I have never mastered the ability to take excellent notes while listening to lectures that many of my fellow classmates have. It is something I constantly struggle with. I feel this sense of anxiety trying to keep up with what is being said. So, a habit I have picked up while taking notes in class, is writing one word points that I can go over once class is finished, using both the professor’s slides and textbooks. This is also the method I use when reading through a specific text. I highlight key terms in the text that pop out at me while reading. I feel like only highlighting these key terms allows me to focus, as well as using these terms as triggers words that I can remember. Reading Shakespeare texts is a whole different ball game. First thing I did before reading King Henry V is looking up the acts and scenes on Sparksnotes. If this play has been adapted into film, which most have been, I like to also watch it before I read the play. After that I would read the actual scene in the book, highlighting those terms I do not know. At this point I would write notes down in a notebook summarizing scenes I have read. I would follow this with another look at Sparksnotes to help me fully comprehend what I have read because of the old English Shakespeare likes to use. I also love to use cue cards to help separate different topics, scenes, and terms.
Now watching a film for academic purposes or research is a different story. I like to watch it the first time taking no notes at all. I don’t want to be distracted by having to take notes because I might miss an important line or interaction. I will then watch the film for a second time around, making sure I take notes of important sequences, actors, settings, etc. As to watching a film that has been adapted from a play or novel I have varying opinions. I have noticed that going into a movie after reading the novel, really affects my watching pleasures. I am so busy dissecting every minute of the film. Why is this character played by a male, why was this whole chapter missing, or why was the order of events done differently? These are the types of questions going through my mind as I watch the movie. I have this rule now, where I will not watch a film if I have already read the book or vise versa. There is just too much disappointment, so I do one or the other, never both.
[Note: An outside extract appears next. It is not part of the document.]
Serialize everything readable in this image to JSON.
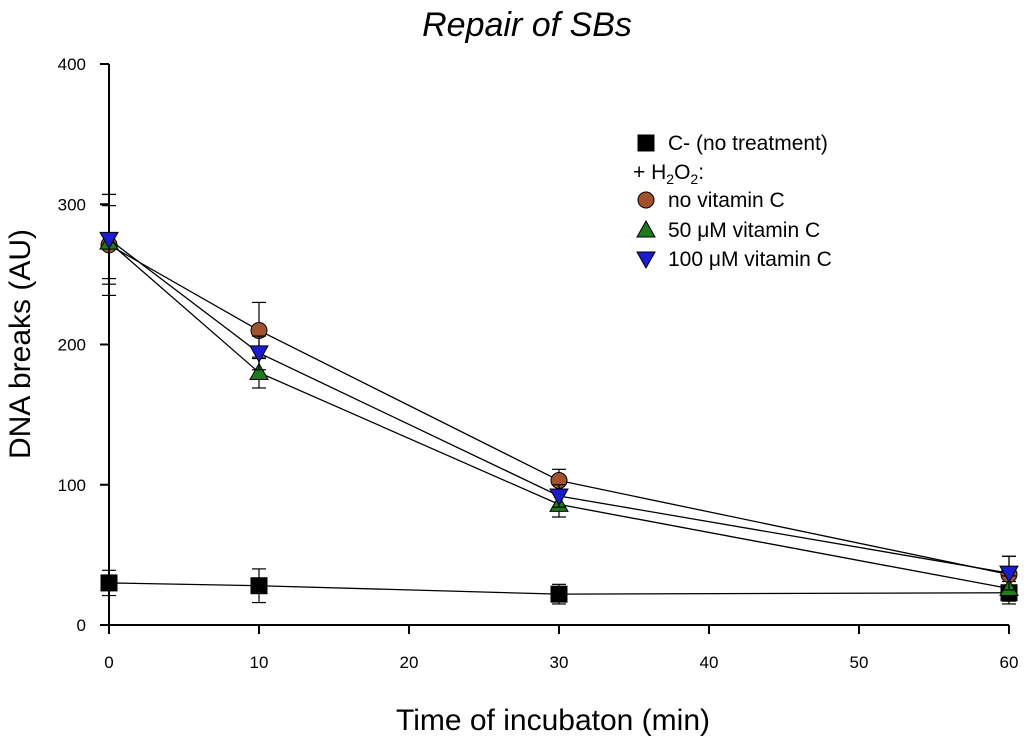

Before I go on a tangent of all the movies I have ever watched, let me get back to my point. If I am being honest I never thought about the freedom Directors and Screenplay writers have when adapting a novel/play into film. I always thought there were copyrights that would prevent someone from changing it too much. It was only after taking this course and reading Crowl’s Shakespeare and Film: A Norton Guide that I realized this. So this is something that I will have to take in to consideration when watching adaptations.
When make annotation, whether it’s from reading a text, listening to a lecture, or watching a film, my first inclination is to just listen and absorb what is being said. Taking down quick jot notes of key terms is crucial. Side note; I love to use bright colours when taking notes because it makes me happy. It is important to remember not to get stuck on one thing because you might miss something else. I also, like having discussions about what was taught in class that day with a fellow student. Putting into words what I understood from the lecture/reading/ film, and hearing how someone else might have interpreted it, helps a great deal.